Another notable feature was the application of the Walschaerts valve gear on a locomotive with internal cylinders but outside piston valves, coupled with a compound engine. The arrangement would return on other locomotive classes such as the Class 630 and the Class 745.

The first 50 locomotives were built with a boiler that allowed for a power output of 660 hp; the remaining locomotives were built with bigger boilers (also refitted to some of the earlier locomotives over the years) that gave them a higher value of 730 hp.

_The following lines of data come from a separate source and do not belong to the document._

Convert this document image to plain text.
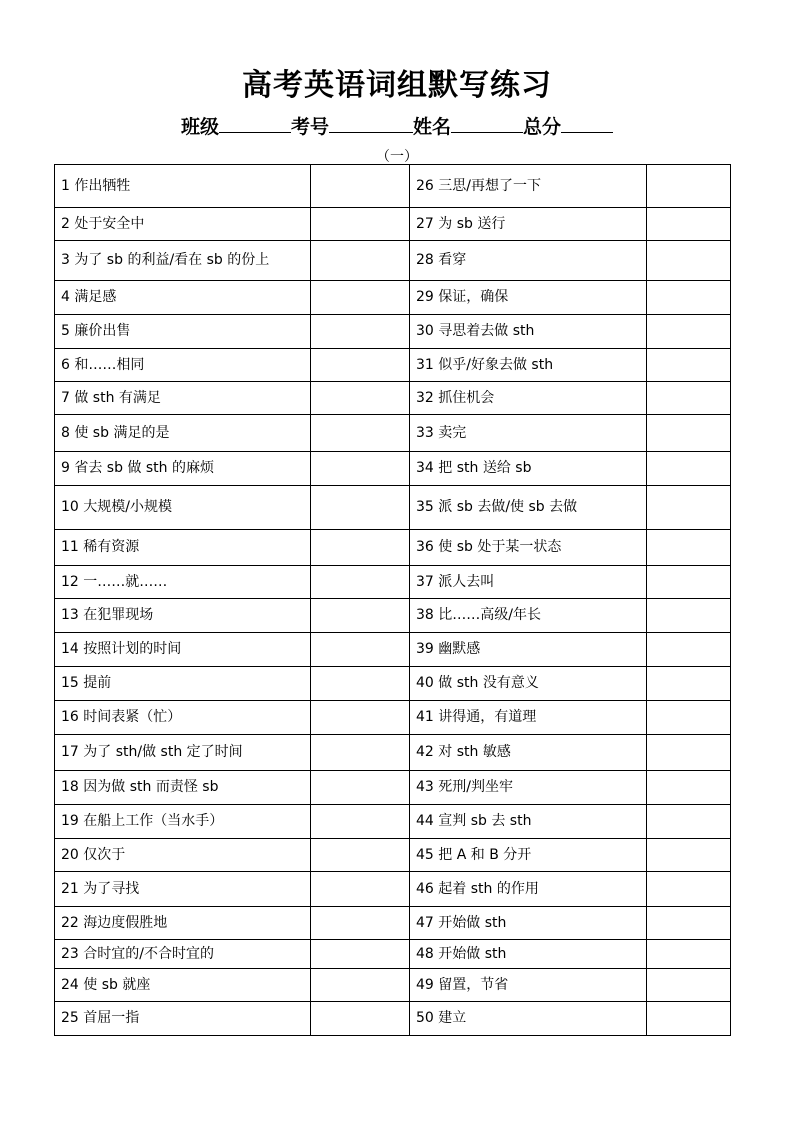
高考英语词组默写练习
班级	考号	姓名	总分
（一）
1 作出牺牲		26 三思/再想了一下	
2 处于安全中		27 为 sb 送行	
3 为了 sb 的利益/看在 sb 的份上		28 看穿	
4 满足感		29 保证，确保	
5 廉价出售		30 寻思着去做 sth	
6 和……相同		31 似乎/好象去做 sth	
7 做 sth 有满足		32 抓住机会	
8 使 sb 满足的是		33 卖完	
9 省去 sb 做 sth 的麻烦		34 把 sth 送给 sb	
10 大规模/小规模		35 派 sb 去做/使 sb 去做	
11 稀有资源		36 使 sb 处于某一状态	
12 一……就……		37 派人去叫	
13 在犯罪现场		38 比……高级/年长	
14 按照计划的时间		39 幽默感	
15 提前		40 做 sth 没有意义	
16 时间表紧（忙）		41 讲得通，有道理	
17 为了 sth/做 sth 定了时间		42 对 sth 敏感	
18 因为做 sth 而责怪 sb		43 死刑/判坐牢	
19 在船上工作（当水手）		44 宣判 sb 去 sth	
20 仅次于		45 把 A 和 B 分开	
21 为了寻找		46 起着 sth 的作用	
22 海边度假胜地		47 开始做 sth	
23 合时宜的/不合时宜的		48 开始做 sth	
24 使 sb 就座		49 留置，节省	
25 首屈一指		50 建立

Some of the first locomotives were numbered under the RA and the SFM (Strade Ferrate Meridionali) ownership, until they were absorbed by the Ferrovie dello Stato respectively in 1905 and 1906; two more, built for the Valsugana valley railway, were taken over by the FS in 1912. In all, 248 locomotives were built between 1904 and 1908. All were fitted with a standard six-wheeled tender.

==Service and conversions==
The Class 600 proved very successful in service, and paved the way for their simple-expansion and superheated derivatives of the Class 625.

In 1927, the 600.168 was rebuilt with a superheated 625 boiler, and was reclassified as 601.168. However, the experiment was not followed on, and it was preferred, starting from 1929, to outright convert the locomotives to Class 625 status. In all, 153 locomotives were converted to 625.3XX until 1933.

The remaining unrebuilt Class 600 locomotives were gradually withdrawn before 1940.